S'agissant de la position du Gouvernement en matière de finances publiques, en tant que directeur à Bercy et membre de la commission Arthuis, je suis doublement gêné pour répondre. Il y a davantage dans le rapport Arthuis que le résumé succinct qu'en a fait M. Coquerel. Si ce dernier y a vu une commission des « pères la rigueur », c'est qu'il l'avait décidé avant de lire le rapport, dont l'analyse est plus subtile. Si nous nous trouvions dans un environnement certain de taux d'intérêt durablement négatifs, nuls ou très bas, nous ne rencontrerions pas de problème de soutenabilité. Tout le problème provient de l'impossibilité où nous nous trouvons de parier sur la pérennité de tels taux. À un moment ou un autre, ces derniers remonteront. Nous devons nous y préparer, car les conséquences seraient très lourdes. Avec une dette à 120 % du PIB, une augmentation des taux d'intérêt de 1 % représente une trentaine de milliards d'euros, qui sont immédiatement retirés d'autres financements. La question de la soutenabilité ne se pose donc que si nous partons du principe d'une incertitude sur les niveaux futurs des taux d'intérêt. Elle a un fondement prudentiel. Sur ce point, la lecture approfondie du rapport Arthuis s'avère instructive.

Sur le sujet d'une souffrance disproportionnée de la France dans ses investissements et en matière de commerce extérieur, le premier volet devra être vérifié à l'aune des comptes définitifs. Au regard de la chute de l'activité et de l'incertitude, nous n'avons pas souffert de façon excessive.

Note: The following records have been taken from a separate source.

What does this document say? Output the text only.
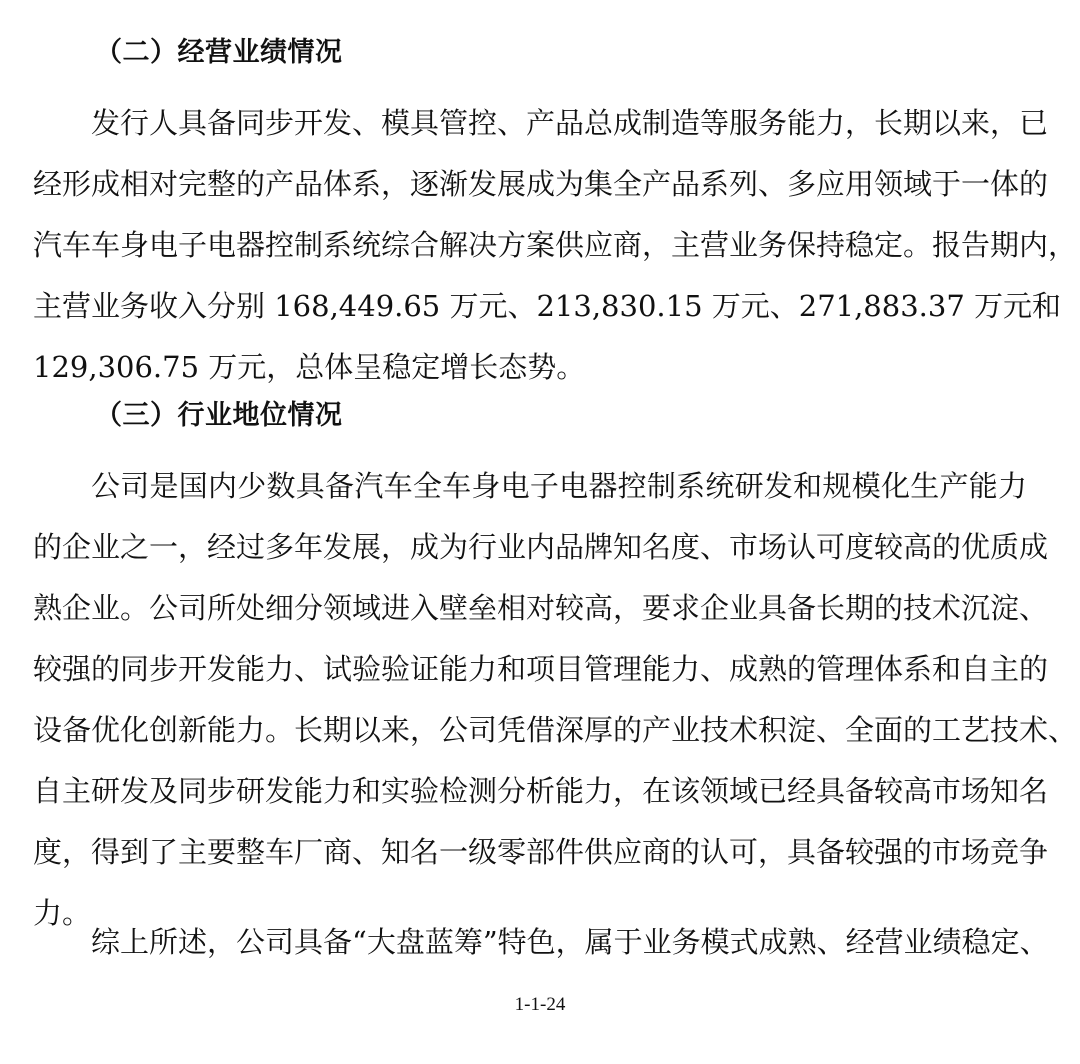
（二）经营业绩情况
发行人具备同步开发、模具管控、产品总成制造等服务能力，长期以来，已
经形成相对完整的产品体系，逐渐发展成为集全产品系列、多应用领域于一体的
汽车车身电子电器控制系统综合解决方案供应商，主营业务保持稳定。报告期内，
主营业务收入分别 168,449.65 万元、213,830.15 万元、271,883.37 万元和
129,306.75 万元，总体呈稳定增长态势。
（三）行业地位情况
公司是国内少数具备汽车全车身电子电器控制系统研发和规模化生产能力
的企业之一，经过多年发展，成为行业内品牌知名度、市场认可度较高的优质成
熟企业。公司所处细分领域进入壁垒相对较高，要求企业具备长期的技术沉淀、
较强的同步开发能力、试验验证能力和项目管理能力、成熟的管理体系和自主的
设备优化创新能力。长期以来，公司凭借深厚的产业技术积淀、全面的工艺技术、
自主研发及同步研发能力和实验检测分析能力，在该领域已经具备较高市场知名
度，得到了主要整车厂商、知名一级零部件供应商的认可，具备较强的市场竞争
力。
综上所述，公司具备“大盘蓝筹”特色，属于业务模式成熟、经营业绩稳定、
1-1-24
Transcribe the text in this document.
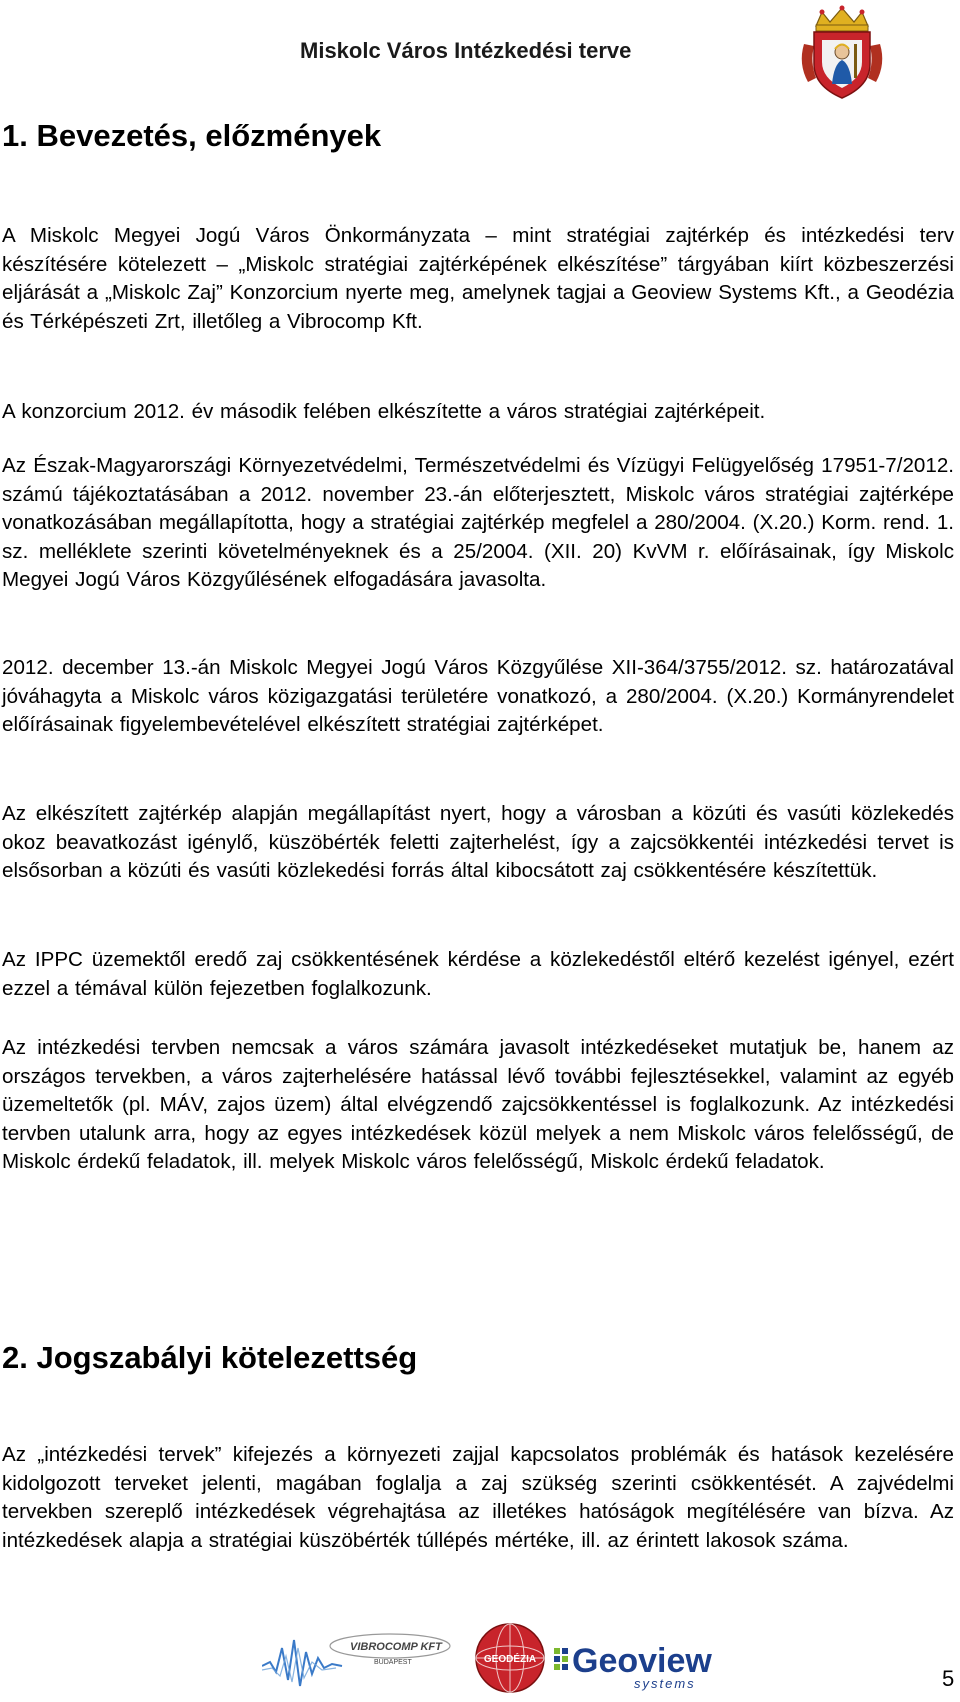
Miskolc Város Intézkedési terve
1. Bevezetés, előzmények

A Miskolc Megyei Jogú Város Önkormányzata – mint stratégiai zajtérkép és intézkedési terv készítésére kötelezett – „Miskolc stratégiai zajtérképének elkészítése” tárgyában kiírt közbeszerzési eljárását a „Miskolc Zaj” Konzorcium nyerte meg, amelynek tagjai a Geoview Systems Kft., a Geodézia és Térképészeti Zrt, illetőleg a Vibrocomp Kft.

A konzorcium 2012. év második felében elkészítette a város stratégiai zajtérképeit.

Az Észak-Magyarországi Környezetvédelmi, Természetvédelmi és Vízügyi Felügyelőség 17951-7/2012. számú tájékoztatásában a 2012. november 23.-án előterjesztett, Miskolc város stratégiai zajtérképe vonatkozásában megállapította, hogy a stratégiai zajtérkép megfelel a 280/2004. (X.20.) Korm. rend. 1. sz. melléklete szerinti követelményeknek és a 25/2004. (XII. 20) KvVM r. előírásainak, így Miskolc Megyei Jogú Város Közgyűlésének elfogadására javasolta.

2012. december 13.-án Miskolc Megyei Jogú Város Közgyűlése XII-364/3755/2012. sz. határozatával jóváhagyta a Miskolc város közigazgatási területére vonatkozó, a 280/2004. (X.20.) Kormányrendelet előírásainak figyelembevételével elkészített stratégiai zajtérképet.

Az elkészített zajtérkép alapján megállapítást nyert, hogy a városban a közúti és vasúti közlekedés okoz beavatkozást igénylő, küszöbérték feletti zajterhelést, így a zajcsökkentéi intézkedési tervet is elsősorban a közúti és vasúti közlekedési forrás által kibocsátott zaj csökkentésére készítettük.

Az IPPC üzemektől eredő zaj csökkentésének kérdése a közlekedéstől eltérő kezelést igényel, ezért ezzel a témával külön fejezetben foglalkozunk.

Az intézkedési tervben nemcsak a város számára javasolt intézkedéseket mutatjuk be, hanem az országos tervekben, a város zajterhelésére hatással lévő további fejlesztésekkel, valamint az egyéb üzemeltetők (pl. MÁV, zajos üzem) által elvégzendő zajcsökkentéssel is foglalkozunk. Az intézkedési tervben utalunk arra, hogy az egyes intézkedések közül melyek a nem Miskolc város felelősségű, de Miskolc érdekű feladatok, ill. melyek Miskolc város felelősségű, Miskolc érdekű feladatok.

2. Jogszabályi kötelezettség

Az „intézkedési tervek” kifejezés a környezeti zajjal kapcsolatos problémák és hatások kezelésére kidolgozott terveket jelenti, magában foglalja a zaj szükség szerinti csökkentését. A zajvédelmi tervekben szereplő intézkedések végrehajtása az illetékes hatóságok megítélésére van bízva. Az intézkedések alapja a stratégiai küszöbérték túllépés mértéke, ill. az érintett lakosok száma.

VIBROCOMP KFT
BUDAPEST	GEODÉZIA Geoview
systems	5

Les autres pays n'ont pas non plus semblé extrêmement contraints. Nous ne pourrons vérifier l'existence d'une hiérarchie entre les États qu'au moment de la production de comptes assis sur la comptabilité d'entreprise. S'agissant du commerce extérieur, qui comprend les échanges de biens et de services ainsi que le tourisme, la France dispose, en tant que destination touristique et du fait d'une industrie fortement focalisée sur l'aéronautique, d'une caractéristique doublement pénalisante. Cette particularité explique une grande partie de la contribution négative du commerce extérieur et de l'écart constaté par rapport à l'Allemagne.

La différence de climat des affaires entre les services et l'industrie s'explique par le fait qu'une partie des premiers subissent de plein fouet et de façon drastique les restrictions administratives, notamment l'hébergement et la restauration. Pour l'industrie manufacturière et la construction, une fois passée l'étape de sidération de la mi-mars 2020, l'activité a très vite repris, ce que traduisent de façon évidente les réponses des entreprises sur leur production passée, leurs projections, leurs perspectives sur l'emploi, leur carnet de commandes, etc. Quelle qu'importante qu'ait été la crise, et le sujet sera repris dans l'avenir, certains secteurs de l'industrie et de la construction continuent à souffrir de difficultés de recrutement. Le e‑commerce s'est accru, comme le montre l'évolution des transactions par carte bancaire sur les sites électroniques. Le GIE carte bleue a réalisé des publications sur le sujet.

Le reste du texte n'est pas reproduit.